The goal of the LEB is stated on its translators' website:
The LEB complements your primary translation. Its transparent design and literal rendering helps you see the text of God’s Word from another angle. Whether you use the ESV, NIV, KJV, or another popular English translation, the entire translation process of the LEB helps you identify difficult texts, idiomatic phrases, grammatical issues, and more. The result? A better understanding of the Bible in English—whatever translation you use.So, the LEB strives to be a more literal, or "word-for-word" translation. Now literal doesn't always mean most accurate. A translation that conveys the meaning of a word or phrase can be just as helpful as simply copying the exact words over into English. Such literal copying can actually loose original idioms from Hebrew and Greek. Having said that, having a translation such as the LEB puts the reader closer to those original languages without having to learn them.
My only drawback so far is that there is not a module of the LEB available for my favorite Bible study software: Accordance. This is maybe because their competitor, Logos, produced the LEB.
On a good note, the LEB is very flexible and free. I found ePub, PDF, and other formats available for download at no charge! I also love the way the translators bracket words and phrases that were translated from Hebrew or Greek idioms. They translate them into intelligible English, but share the original idiom in the footnotes. For example, in Matthew 4:19, Jesus says, "Follow me..." The LEB footnote reveals the literal words used were, "Come behind me..." which comprises an idiom for "follow me."
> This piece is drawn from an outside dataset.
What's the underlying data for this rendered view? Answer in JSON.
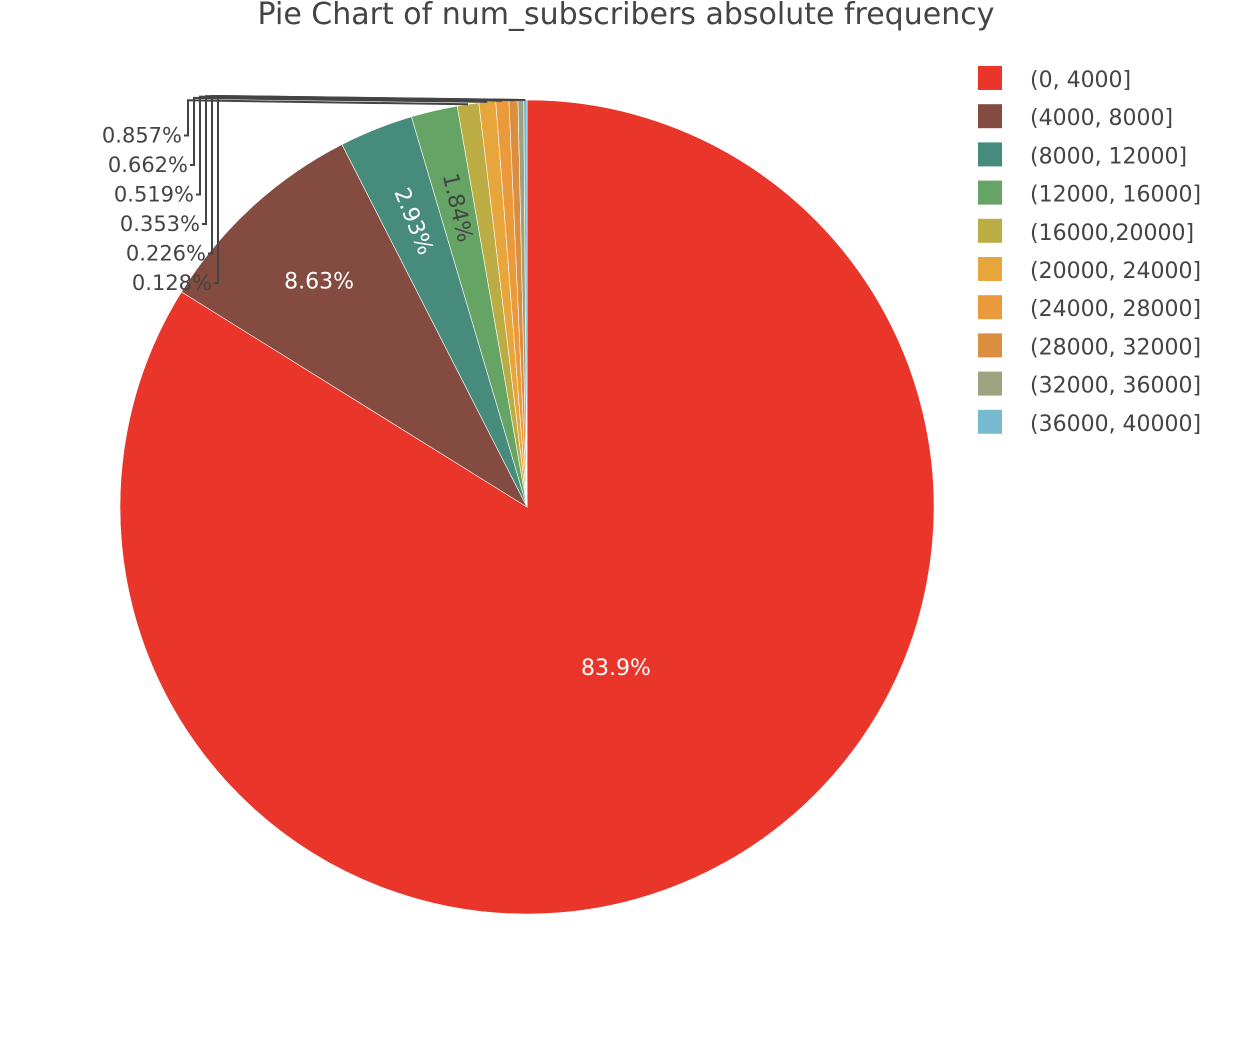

I recommend you give this new translation a try as a side-by-side Bible to your current favorite! You might supprise yourself and keep using it!
Note on idioms: An idiom in a language is a group of words which are taken to mean something that's not obvious from the individual words. In English you might say, "let the cat out of the bag," which means to reveal a secret, although it sounds as though it has nothing to do with that meaning.